Table: The basic unit of data storage in HBase. Tables are divided into multiple Regions based on the range of row key (Row Key). Each Region is responsible for storing a portion of the data.
Region: Each Region contains multiple Stores. Each Store corresponds to a column family (Column Family).
Store: Store is the basic unit for data storage within a Region, corresponding one-to-one with a column family. Each Store maintains an independent LSM structure, including MemStore and StoreFile. The number of column families is typically limited, and it is recommended not to exceed 3-5.

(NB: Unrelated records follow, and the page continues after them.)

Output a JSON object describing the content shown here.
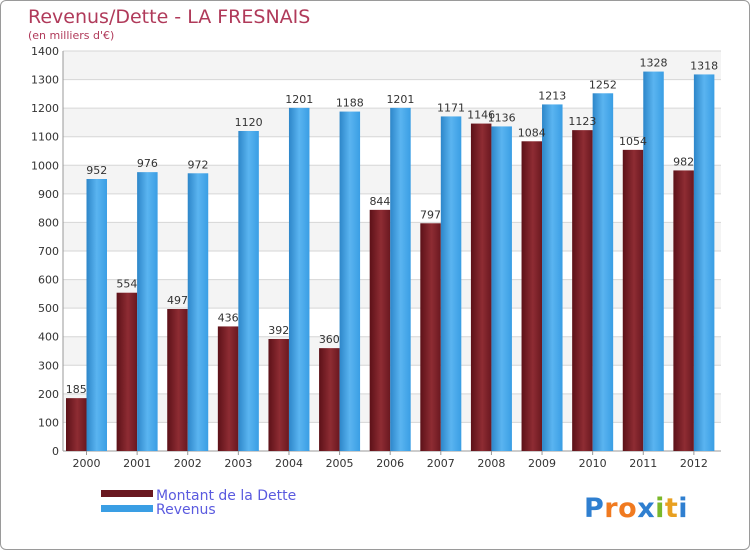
{
  "chart_data": {
    "type": "bar",
    "title": "Revenus/Dette - LA FRESNAIS",
    "subtitle": "(en milliers d'€)",
    "categories": [
      "2000",
      "2001",
      "2002",
      "2003",
      "2004",
      "2005",
      "2006",
      "2007",
      "2008",
      "2009",
      "2010",
      "2011",
      "2012"
    ],
    "series": [
      {
        "name": "Montant de la Dette",
        "values": [
          185,
          554,
          497,
          436,
          392,
          360,
          844,
          797,
          1146,
          1084,
          1123,
          1054,
          982
        ]
      },
      {
        "name": "Revenus",
        "values": [
          952,
          976,
          972,
          1120,
          1201,
          1188,
          1201,
          1171,
          1136,
          1213,
          1252,
          1328,
          1318
        ]
      }
    ],
    "ylim": [
      0,
      1400
    ],
    "ytick_step": 100,
    "grid": true,
    "legend_position": "bottom-left",
    "colors": {
      "dette": "#7a1f26",
      "revenus": "#3a9ee4",
      "title": "#b03a5a",
      "legend_text": "#5a5adf"
    }
  },
  "logo": {
    "text": "Proxiti",
    "letters": [
      {
        "ch": "P",
        "color": "#2f7fd0"
      },
      {
        "ch": "r",
        "color": "#f07a20"
      },
      {
        "ch": "o",
        "color": "#f07a20"
      },
      {
        "ch": "x",
        "color": "#2f7fd0"
      },
      {
        "ch": "i",
        "color": "#7ab82a"
      },
      {
        "ch": "t",
        "color": "#e8a020"
      },
      {
        "ch": "i",
        "color": "#2f7fd0"
      }
    ]
  }
}
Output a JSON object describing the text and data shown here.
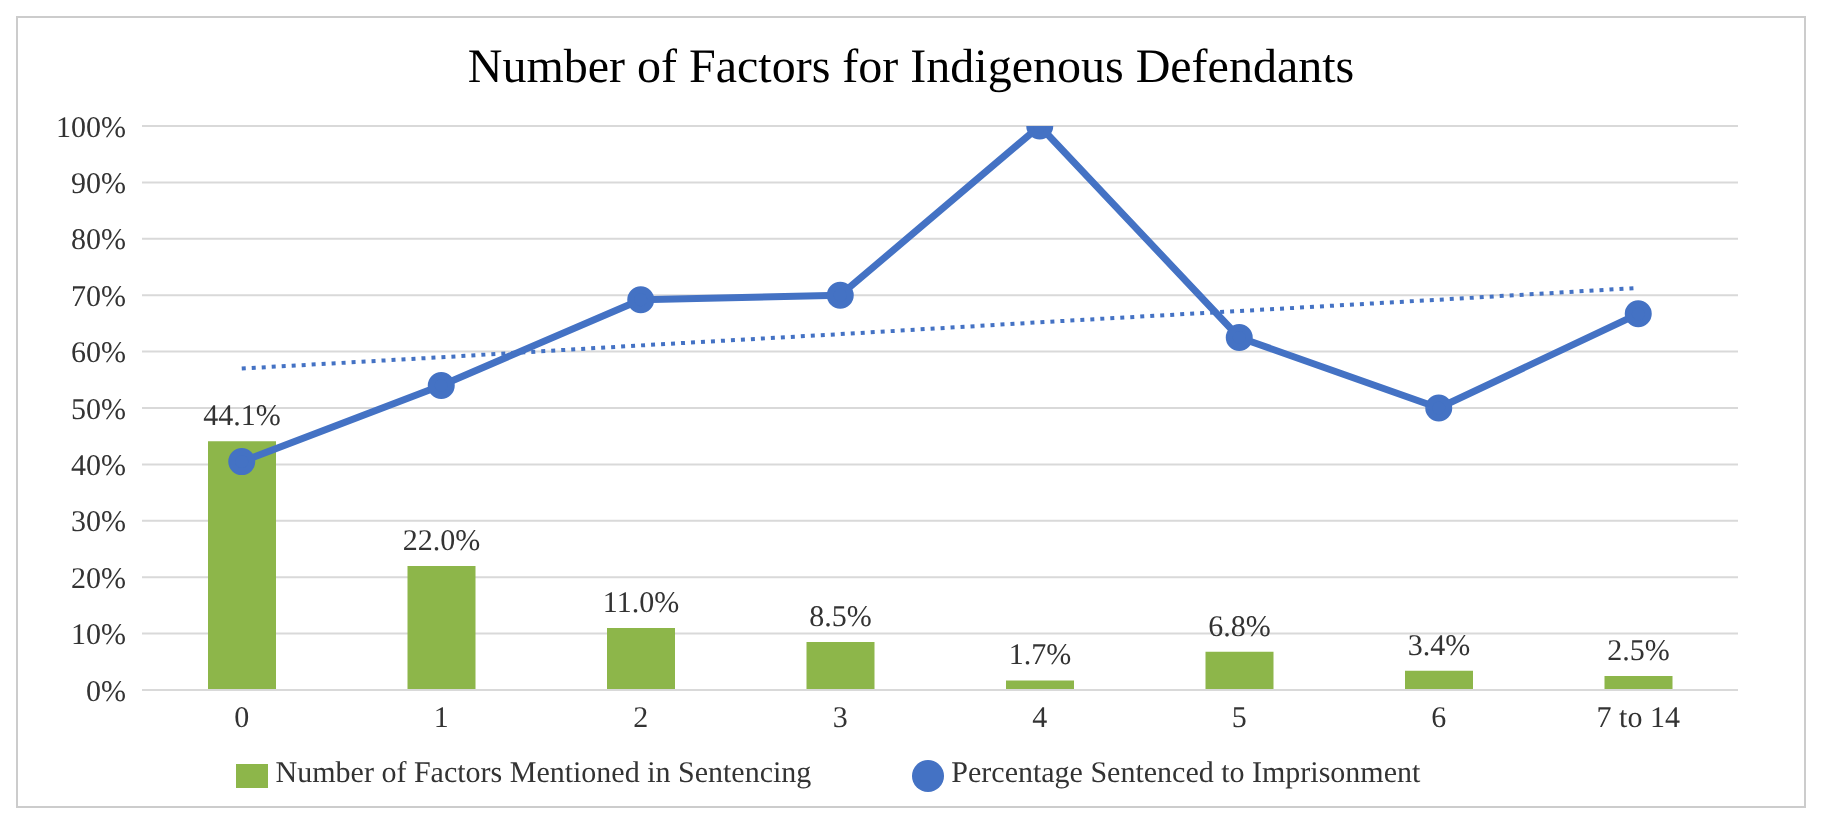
{
  "chart_data": {
    "type": "bar",
    "title": "Number of Factors for Indigenous Defendants",
    "categories": [
      "0",
      "1",
      "2",
      "3",
      "4",
      "5",
      "6",
      "7 to 14"
    ],
    "series": [
      {
        "name": "Number of Factors Mentioned in Sentencing",
        "color": "#8db64a",
        "values": [
          44.1,
          22.0,
          11.0,
          8.5,
          1.7,
          6.8,
          3.4,
          2.5
        ],
        "value_labels": [
          "44.1%",
          "22.0%",
          "11.0%",
          "8.5%",
          "1.7%",
          "6.8%",
          "3.4%",
          "2.5%"
        ]
      },
      {
        "name": "Percentage Sentenced to Imprisonment",
        "type": "line",
        "color": "#4472c4",
        "marker": "circle",
        "values": [
          40.5,
          54,
          69.2,
          70,
          100,
          62.5,
          50,
          66.7
        ]
      },
      {
        "type": "line",
        "color": "#4472c4",
        "marker": "none",
        "line_style": "dotted",
        "values": [
          57,
          59,
          61.1,
          63.1,
          65.2,
          67.2,
          69.2,
          71.3
        ]
      }
    ],
    "ylim": [
      0,
      100
    ],
    "yticks": [
      {
        "value": 0,
        "label": "0%"
      },
      {
        "value": 10,
        "label": "10%"
      },
      {
        "value": 20,
        "label": "20%"
      },
      {
        "value": 30,
        "label": "30%"
      },
      {
        "value": 40,
        "label": "40%"
      },
      {
        "value": 50,
        "label": "50%"
      },
      {
        "value": 60,
        "label": "60%"
      },
      {
        "value": 70,
        "label": "70%"
      },
      {
        "value": 80,
        "label": "80%"
      },
      {
        "value": 90,
        "label": "90%"
      },
      {
        "value": 100,
        "label": "100%"
      }
    ],
    "grid": "y",
    "legend": "bottom"
  }
}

MemStore: MemStore is an in-memory write cache that provides high write performance.
StoreFile: StoreFile is a storage file on disk, based on the HFile format, supporting efficient reading and compression.
Block: Block is the basic storage unit within a StoreFile, supporting efficient random reads.
HBase's storage structure can be represented by the following hierarchical relationships:
Table
├── Region (divided by row key range)
│ ├── Store (each column family corresponds to one Store)
│ │ ├── MemStore (in-memory write cache)
│ │ └── StoreFile (on-disk storage file)
│ │ └── Block (data block in the file)
│ └── ...
└── ...
TDSQL Boundless Data Model
Role Mapping
HBase Master is analogous to the MC (Metadata Cluster) in TDSQL Boundless.
HBase Region Server is analogous to the TDStore node in TDSQL Boundless.
Table Mapping Rules
One-to-many mapping: One HBase Table corresponds to multiple tables in TDSQL Boundless.
Column family mapping: Each Column Family corresponds to one TDSQL Boundless table, with the table name formatted as HBase table name_column family name.
Column mapping: A specific version of each column in HBase corresponds to a row of data in the TDSQL Boundless table.
Primary key design: The primary key of the TDSQL Boundless table is HBase Row Key + Column Qualifier + Version.
Mapping Example
Assuming the HBase table ht1 contains two column families cf1 and cf2, TDSQL Boundless will create two tables internally: ht1_cf1 and ht1_cf2.
HBase data example
|
row1 | cf1 | a | 100 | v1 |
row1 | cf1 | b | 100 | v2 |
row1 | cf1 | b | 110 | v3 |
row1 | cf2 | c | 120 | v4 |
row2 | cf1 | d | 120 | v5 |
row2 | cf2 | d | 130 | v6 |
TDSQL Boundless table data
create table ht1_cf1 (
K varbinary(1024),
Q varbinary(256),
T bigint,
V MediumBlob NOT NULL,
primary key(K, Q, T)) HBase;
create table ht1_cf2 (
K varbinary(1024),
Q varbinary(256),
T bigint,
V MediumBlob NOT NULL,
primary key(K, Q, T)) HBase;
table ht1_cf1
|
row1 + a + 100 | v1 |
row1 + b + 100 | v2 |
row1 + b + 110 | v3 |
row2 + d + 120 | v5 |
table ht1_cf2
|
row1 + c + 120 | v4 |
row2 + d + 130 | v6 |